The centre of her costume is the purple panelling on her tabard and breastplate, framed by silver borders; on either side in the sleeves and skirts, the low-visibility brown fabric has an appealing geometric design worked into it, but nothing that overwhelms the basic shape of the body beneath, and the use of silver banding ties the fabrics to the central armour. There's a highlight pass on the fabric, a lighter shade of brown over the dark base, which is far from carefully applied - some areas becoming almost fully light, some are skipped over completely - but luckily for the figure, the brighter silver draws your eye away from those issues. The only areas which seem to fall a bit short of what they're trying to achieve are the hooves, where the shaggy hair on the ankles is poorly differentiated from the hoof itself, and the stockings, which have a silvery sheen to them that sets them apart from the bare skin of the upper thighs, but almost no actual difference in colour; at this scale, the intended effect of the stockings is just too subtle to be reproduced on a mass-market figure.

Tam's face is quite gorgeous - the pale sky-blue skin tone is further softened by a healthy curve to her cheeks and around her lips, but she has a haughty stare that sharpens her expression, resulting in an overall nice mix of imperious and accessible.
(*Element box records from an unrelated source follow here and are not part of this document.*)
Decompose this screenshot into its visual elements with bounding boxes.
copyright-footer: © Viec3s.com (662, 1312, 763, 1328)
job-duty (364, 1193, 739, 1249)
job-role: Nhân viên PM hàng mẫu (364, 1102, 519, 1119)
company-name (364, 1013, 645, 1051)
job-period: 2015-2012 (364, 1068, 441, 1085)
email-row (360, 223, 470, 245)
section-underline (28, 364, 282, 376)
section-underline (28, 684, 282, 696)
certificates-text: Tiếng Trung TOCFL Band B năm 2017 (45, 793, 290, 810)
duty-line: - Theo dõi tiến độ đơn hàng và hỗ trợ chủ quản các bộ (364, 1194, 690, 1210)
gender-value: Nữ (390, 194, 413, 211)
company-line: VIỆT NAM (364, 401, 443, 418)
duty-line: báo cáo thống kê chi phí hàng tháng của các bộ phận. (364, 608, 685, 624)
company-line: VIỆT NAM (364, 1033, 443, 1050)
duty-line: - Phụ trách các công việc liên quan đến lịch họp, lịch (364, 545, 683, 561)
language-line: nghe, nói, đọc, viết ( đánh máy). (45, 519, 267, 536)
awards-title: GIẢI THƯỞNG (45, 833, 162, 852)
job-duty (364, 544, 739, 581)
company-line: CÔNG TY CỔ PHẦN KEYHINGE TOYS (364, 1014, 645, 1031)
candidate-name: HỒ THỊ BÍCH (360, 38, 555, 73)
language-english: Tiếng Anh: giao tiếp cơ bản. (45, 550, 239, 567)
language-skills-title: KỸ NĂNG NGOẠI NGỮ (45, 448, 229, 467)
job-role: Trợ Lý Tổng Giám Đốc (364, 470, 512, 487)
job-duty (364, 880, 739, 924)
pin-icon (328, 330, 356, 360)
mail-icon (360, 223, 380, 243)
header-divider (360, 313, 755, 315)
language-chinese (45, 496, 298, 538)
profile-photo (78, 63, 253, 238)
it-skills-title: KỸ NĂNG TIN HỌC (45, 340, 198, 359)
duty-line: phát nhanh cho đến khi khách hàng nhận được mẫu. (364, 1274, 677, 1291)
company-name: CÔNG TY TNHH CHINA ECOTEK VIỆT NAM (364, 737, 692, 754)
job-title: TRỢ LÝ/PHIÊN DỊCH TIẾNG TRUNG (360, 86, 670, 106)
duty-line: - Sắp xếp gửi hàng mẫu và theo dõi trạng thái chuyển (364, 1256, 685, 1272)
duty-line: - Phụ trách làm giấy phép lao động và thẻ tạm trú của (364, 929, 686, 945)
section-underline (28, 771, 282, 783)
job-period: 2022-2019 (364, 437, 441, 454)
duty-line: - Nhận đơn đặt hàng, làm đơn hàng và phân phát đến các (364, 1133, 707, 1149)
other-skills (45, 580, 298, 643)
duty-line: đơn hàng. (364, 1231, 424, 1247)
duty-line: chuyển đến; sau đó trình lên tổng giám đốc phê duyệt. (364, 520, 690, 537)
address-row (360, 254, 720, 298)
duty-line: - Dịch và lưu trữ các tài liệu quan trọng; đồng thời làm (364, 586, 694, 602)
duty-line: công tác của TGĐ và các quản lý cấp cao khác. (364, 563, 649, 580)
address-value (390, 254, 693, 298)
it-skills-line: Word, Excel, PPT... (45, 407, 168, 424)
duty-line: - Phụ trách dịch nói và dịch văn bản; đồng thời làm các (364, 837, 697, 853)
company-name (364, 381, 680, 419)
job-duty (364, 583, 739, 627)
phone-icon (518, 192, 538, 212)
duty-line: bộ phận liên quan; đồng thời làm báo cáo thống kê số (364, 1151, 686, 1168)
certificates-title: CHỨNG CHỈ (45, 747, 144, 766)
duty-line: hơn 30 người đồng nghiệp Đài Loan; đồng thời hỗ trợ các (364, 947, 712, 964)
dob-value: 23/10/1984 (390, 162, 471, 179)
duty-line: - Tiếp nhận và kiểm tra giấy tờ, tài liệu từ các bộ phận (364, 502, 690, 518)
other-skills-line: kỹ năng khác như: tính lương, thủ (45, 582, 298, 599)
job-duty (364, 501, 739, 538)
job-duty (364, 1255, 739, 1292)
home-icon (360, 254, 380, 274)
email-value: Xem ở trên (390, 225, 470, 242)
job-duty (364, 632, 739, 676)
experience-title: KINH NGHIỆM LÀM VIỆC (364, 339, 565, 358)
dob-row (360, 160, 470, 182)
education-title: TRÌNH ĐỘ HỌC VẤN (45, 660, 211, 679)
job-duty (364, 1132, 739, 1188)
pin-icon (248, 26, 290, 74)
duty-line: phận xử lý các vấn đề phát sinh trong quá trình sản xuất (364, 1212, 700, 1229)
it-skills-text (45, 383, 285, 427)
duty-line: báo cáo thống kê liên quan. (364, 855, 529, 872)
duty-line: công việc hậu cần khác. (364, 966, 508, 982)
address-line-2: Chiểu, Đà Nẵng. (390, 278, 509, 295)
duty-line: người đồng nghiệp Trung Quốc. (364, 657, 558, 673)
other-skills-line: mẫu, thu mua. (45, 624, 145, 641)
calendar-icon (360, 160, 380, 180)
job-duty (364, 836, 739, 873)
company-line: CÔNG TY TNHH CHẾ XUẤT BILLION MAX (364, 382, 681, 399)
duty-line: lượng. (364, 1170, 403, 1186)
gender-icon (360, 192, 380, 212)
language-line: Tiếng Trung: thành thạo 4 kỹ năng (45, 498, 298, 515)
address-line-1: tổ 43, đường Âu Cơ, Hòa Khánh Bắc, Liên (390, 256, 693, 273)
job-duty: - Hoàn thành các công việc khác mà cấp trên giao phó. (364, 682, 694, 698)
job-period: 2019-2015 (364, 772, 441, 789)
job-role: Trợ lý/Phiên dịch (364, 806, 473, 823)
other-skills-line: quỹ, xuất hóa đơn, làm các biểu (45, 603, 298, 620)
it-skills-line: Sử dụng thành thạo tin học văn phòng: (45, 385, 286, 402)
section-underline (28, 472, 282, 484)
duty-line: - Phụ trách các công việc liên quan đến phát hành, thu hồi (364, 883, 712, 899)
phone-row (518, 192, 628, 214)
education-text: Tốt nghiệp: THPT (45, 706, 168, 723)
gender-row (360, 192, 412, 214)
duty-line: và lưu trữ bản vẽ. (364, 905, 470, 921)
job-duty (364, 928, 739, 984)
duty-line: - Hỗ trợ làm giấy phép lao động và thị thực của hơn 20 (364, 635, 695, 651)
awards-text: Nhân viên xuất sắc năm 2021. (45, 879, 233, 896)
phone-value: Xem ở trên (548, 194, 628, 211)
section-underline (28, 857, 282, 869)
The paint is nothing fancy - dark lips and eyebrows, pale lilac eye shadow, and pure white eyes with thin outlines - but everything's clean and clear, allowing the attractive sculpt to shine through. The horns give her a high, wide forehead, though the way her hair is swept across her left side mitigates that, as well as giving her a bit of a silent film star glamour quality; the paint on her horns isn't that great, with a fairly stark differentiation between forehead and horn, but the horns themselves scrape by adequately.

There's no articulation, not even a swivel joint that's basically just a construction seam they left mobile - every inch of Tam from her high collar crest to her hooves is glued solidly in place. Instead of posing the figure when you first open her up, you get assembly instead - both her sword and tail are packaged separately, with a little instruction page bundled into the glossy backing card to explain what goes where. A brief summary would be: the sword goes in her hand, the tail attaches to her butt. Consult the instructions if you're confused. The sword's pommel detaches so that the grip can be slid into the tightly-fitting right hand, while the tail just plugs right in, with an angle-edged plug ensuring it only goes in at the one angle.

She's not going to win Toy of the Year or anything - Tamuura's a third-party McStatue, with a good design, good sculpt, good paint, but she doesn't stand out from the crowd either for being technically flawless, or for having any especially exciting artistic qualities. But y'know what, I really like her - she's not a superstar, but she's got charm, for want of a better word. If towering cute mystic alien-demoness women are your kind of thing, Tam's your girl.